Depressed, Marks didn’t work for months. When Sami, who she had befriended, suggested forming an anti-racist support group, Marks, Sami, another woman, and the town rabbi started meeting every week in a park—wearing masks—says Marks, who is half Jewish. The group named itself Ignite, and Marks helped with branding and messaging.

“It was very therapeutic,” says Marks. “It made me realize that even though there are a lot of people scared about change, you still need to live your life and show up in the community.”

Revived, Marks began conceptualizing meditative spaces such as a circular songbird sanctuary—decorated with wildflowers—that floats over water.

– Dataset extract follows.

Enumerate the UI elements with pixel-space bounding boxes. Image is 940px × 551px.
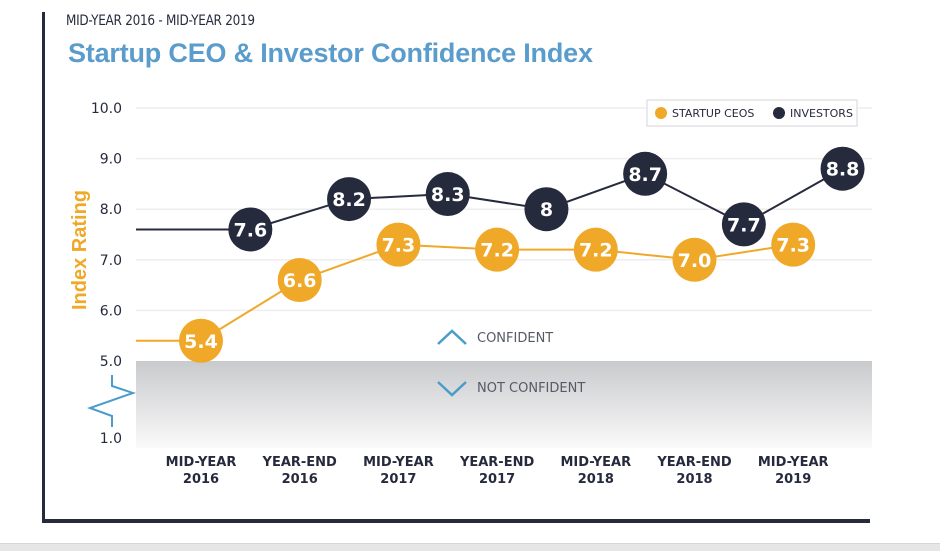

Another concept space, shown virtually at Design Miami last December, featured a giant piece of electric blue and purple agate. “Nature is inspiring,” says Marks. “Hearing birds, smelling the air, being in the wild.”

For an art installation last October in partnership with Kalico Art Center in the nearby town of Kalispell, Marks created an immersive landscape at local retailer Nature Baby Outfitter. The installation featured green recycled yarn crisscrossing an empty space outside the store. That project led to Marks serving as an instructor of a community class in person at Kalico—her first time teaching.

“I’ve learned a lot about myself through this pandemic,” Marks says. “Before, my life was just work, work, work. Now, I’m trying to be more vulnerable and reflective, and in touch with myself.”